On l’a donc emmené : mais qui? — Qui? Cela nous est bien égal; son propriétaire, sans doute. Mais comment? Voilà qui nous intéresse davantage.

Peut-être sont-ce des hommes qui l’ont halé. Peut-être aussi y a-t-on attelé des chevaux. Il se peut que ce soit le vent, si le bateau était à voiles. Enfin, c’est peut-être la vapeur.

Mais que ce soient des hommes ou des chevaux, le vent ou la vapeur, c’est toujours la même cause qui a produit le mouvement du bateau. C’est la force des hommes ou la force des chevaux, ou la force du vent, ou la force de la vapeur, mais c’est toujours une force, et c’est à cela que je voulais en venir: Puisque les corps ne se donnent à eux-mêmes ni ne s’ôtent le mouvement, il faut bien qu’une cause le leur donne ou le leur ôte; c’est cette cause qu’on appelle une force.

Cette force ne s’aperçoit pas toujours à première vue, surtout quand c’est une force qui ôte à un corps son mouvement. Mais elle n’en existe pas moins pour cela. Si, par exemple, la boule que vous lancez avec votre maillet quand vous jouez au crocket, ne continue pas à rouler indéfiniment, ce n’est pas qu’elle s’ôte le mouvement à elle-même. Ce qui le lui ôte, c’est la résistance des objets qu’elle heurte en chemin, c’est-à-dire une force. Et la preuve, c’est que si cette résistance est grande, ce qui arrive quand le terrain est couvert de gravier, votre boule s’arrête plus tôt que lorsque la résistance et petite, comme quand vous jouez sur un gazon uni ou, mieux encore, sur une aire bien battue.

Vous voilà donc, ma chère enfant, en pleine mécanique, et aussi capable de définir une force que le premier beau bachelier ès sciences venu.

Une force, direz-vous, est la cause qui donne ou ôte le mouvement aux corps.

Voilà qui est bien; mais vous devez apercevoir tout de suite qu’une force peut agir pour cela de deux manières entièrement différentes.

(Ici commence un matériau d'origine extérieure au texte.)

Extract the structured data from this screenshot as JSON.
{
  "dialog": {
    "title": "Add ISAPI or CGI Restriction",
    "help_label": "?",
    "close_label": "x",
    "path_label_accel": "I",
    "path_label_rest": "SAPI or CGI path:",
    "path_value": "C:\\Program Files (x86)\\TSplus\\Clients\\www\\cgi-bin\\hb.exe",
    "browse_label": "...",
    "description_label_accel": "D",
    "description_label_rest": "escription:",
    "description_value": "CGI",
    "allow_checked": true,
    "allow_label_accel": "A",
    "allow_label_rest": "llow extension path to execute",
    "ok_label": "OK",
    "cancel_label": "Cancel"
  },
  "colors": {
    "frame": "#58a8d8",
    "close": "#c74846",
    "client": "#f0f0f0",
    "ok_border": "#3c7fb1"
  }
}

Tenant, par exemple, votre cerceau de la main gauche et votre baguette de la droite, vous donnez au cerceau un bon coup de baguette et vous l’abandonnez à lui-même. Vous l’avez mis en mouvement; votre coup de baguette a été cause de mouvement; votre coup de baguette est une force.

Reprenant ensuite votre cerceau, vous le frappez de votre baguette comme tout à l’heure. Mais au lieu de l’abandonner à lui-même, vous laissez la baguette appuyée au cerceau que vous ne cessez de pousser en l’accompagnant dans sa course. Cette poussée est, comme le coup de tout à l’heure, cause de mouvement; comme le coup, cette poussée est une force. Mais, tandis que le coup, après avoir rapidement, instantanément agi sur le cerceau pour le lancer, l’a ensuite abandonné à lui-même, la poussée a continué d’agir sur lui après l’avoir lancé, si bien que, si l’on vous demandait de donner un nom à chacune de ces deux forces, le choc instantané qui a lancé votre cerceau la première fois, ou la poussée qui, la seconde fois, a continué à accompagner le cerceau déjà en mouvement, je vous conseillerais, ma chère enfant, d’appeler force instantanée la première, et la seconde: force continue.

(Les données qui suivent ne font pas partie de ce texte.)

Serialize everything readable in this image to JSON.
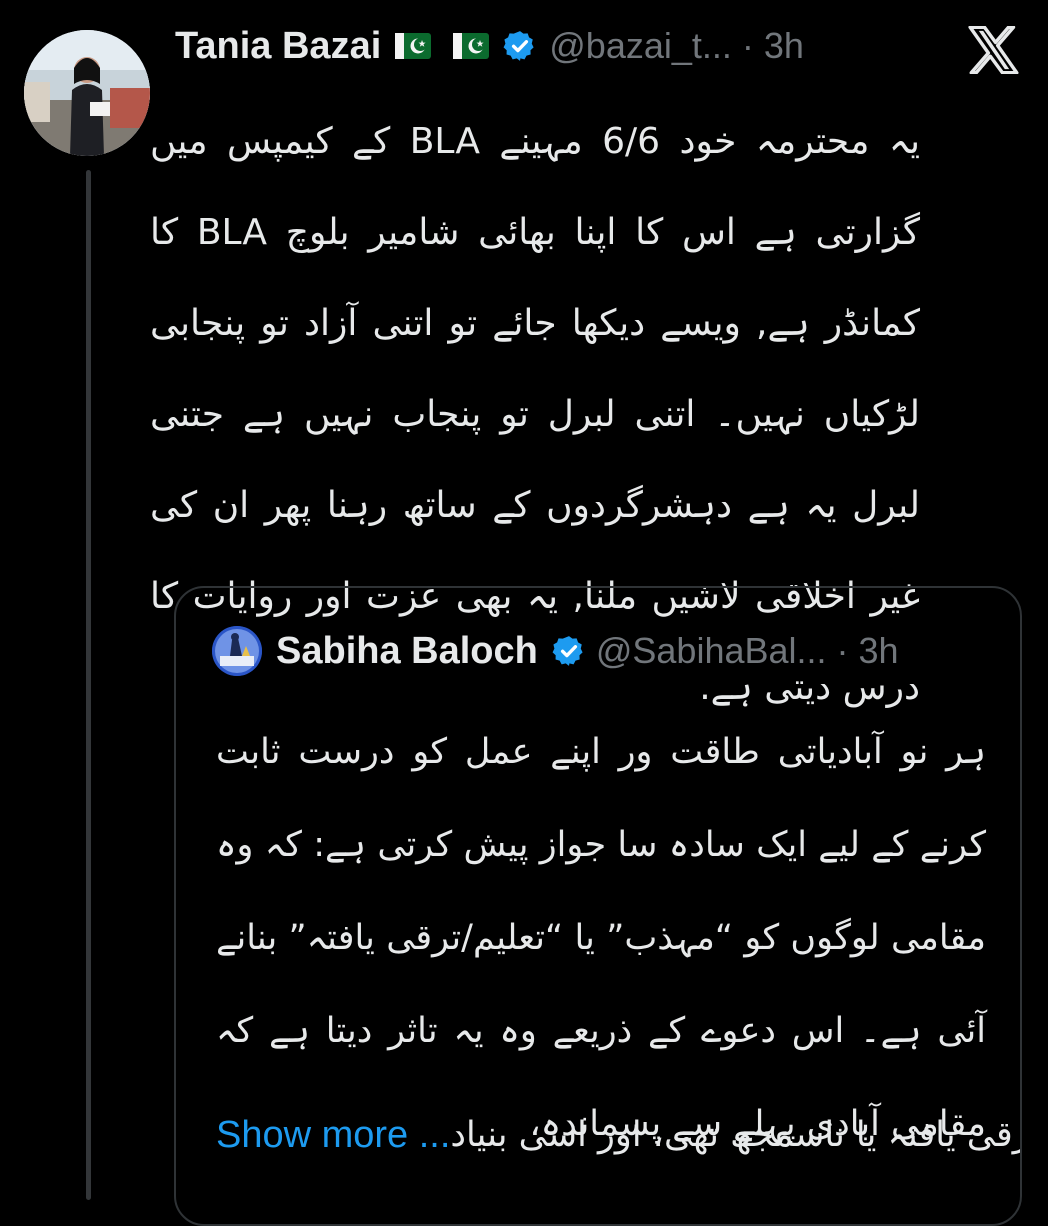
{
  "tweet": {
    "author_name": "Tania Bazai",
    "flags": [
      "🇵🇰",
      "🇵🇰"
    ],
    "handle": "@bazai_t...",
    "separator": " · ",
    "time": "3h",
    "text": "یہ محترمہ خود 6/6 مہینے BLA کے کیمپس میں گزارتی ہے اس کا اپنا بھائی شامیر بلوچ BLA کا کمانڈر ہے, ویسے دیکھا جائے تو اتنی آزاد تو پنجابی لڑکیاں نہیں۔ اتنی لبرل تو پنجاب نہیں ہے جتنی لبرل یہ ہے دہشرگردوں کے ساتھ رہنا پھر ان کی غیر اخلاقی لاشیں ملنا, یہ بھی عزت اور روایات کا درس دیتی ہے."
  },
  "quoted": {
    "author_name": "Sabiha Baloch",
    "handle": "@SabihaBal...",
    "separator": " · ",
    "time": "3h",
    "text": "ہر نو آبادیاتی طاقت ور اپنے عمل کو درست ثابت کرنے کے لیے ایک سادہ سا جواز پیش کرتی ہے: کہ وہ مقامی لوگوں کو “مہذب” یا “تعلیم/ترقی یافتہ” بنانے آئی ہے۔ اس دعوے کے ذریعے وہ یہ تاثر دیتا ہے کہ مقامی آبادی پہلے سے پسماندہ،",
    "last_line": "غیر ترقی یافتہ یا ناسمجھ تھی، اور اسی بنیاد",
    "show_more": "Show more ..."
  },
  "colors": {
    "background": "#000000",
    "text": "#e7e9ea",
    "muted": "#71767b",
    "link": "#1d9bf0",
    "verified": "#1d9bf0",
    "border": "#2f3336"
  },
  "icons": {
    "verified": "verified-badge-icon",
    "platform": "x-logo-icon"
  }
}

Vous allez me dire: à quoi bon distinguer ces deux forces par des noms différents? N’ont-elles pas toutes deux le même effet? Ne produisent-elles pas toutes deux du mouvement?

Sans doute, puisque toutes deux sont des forces. Mais il y a mouvement et mouvement, comme il y a fagot et fagot, et vous l’allez bientôt comprendre, si vous voulez faire avec moi un peu d’école buissonnière.

Quand on dit qu’un train marche avec une grande vitesse, savez-vous ce qu’on veut dire?

— Sans doute, cela signifie que le train va très..... Comment dirais-je? Je ne peux pourtant pas dire très..... vite, mais tout le monde comprend bien ce que c’est que la vitesse d’un train!

— Tout le monde le comprend à peu près, sans doute, mais je ne suis pas de votre avis et ne crois pas que tout le monde le comprenne bien. Par exemple, vous, mon enfant, avez-vous une idée de ce qu’est, en général, la vitesse d’un train?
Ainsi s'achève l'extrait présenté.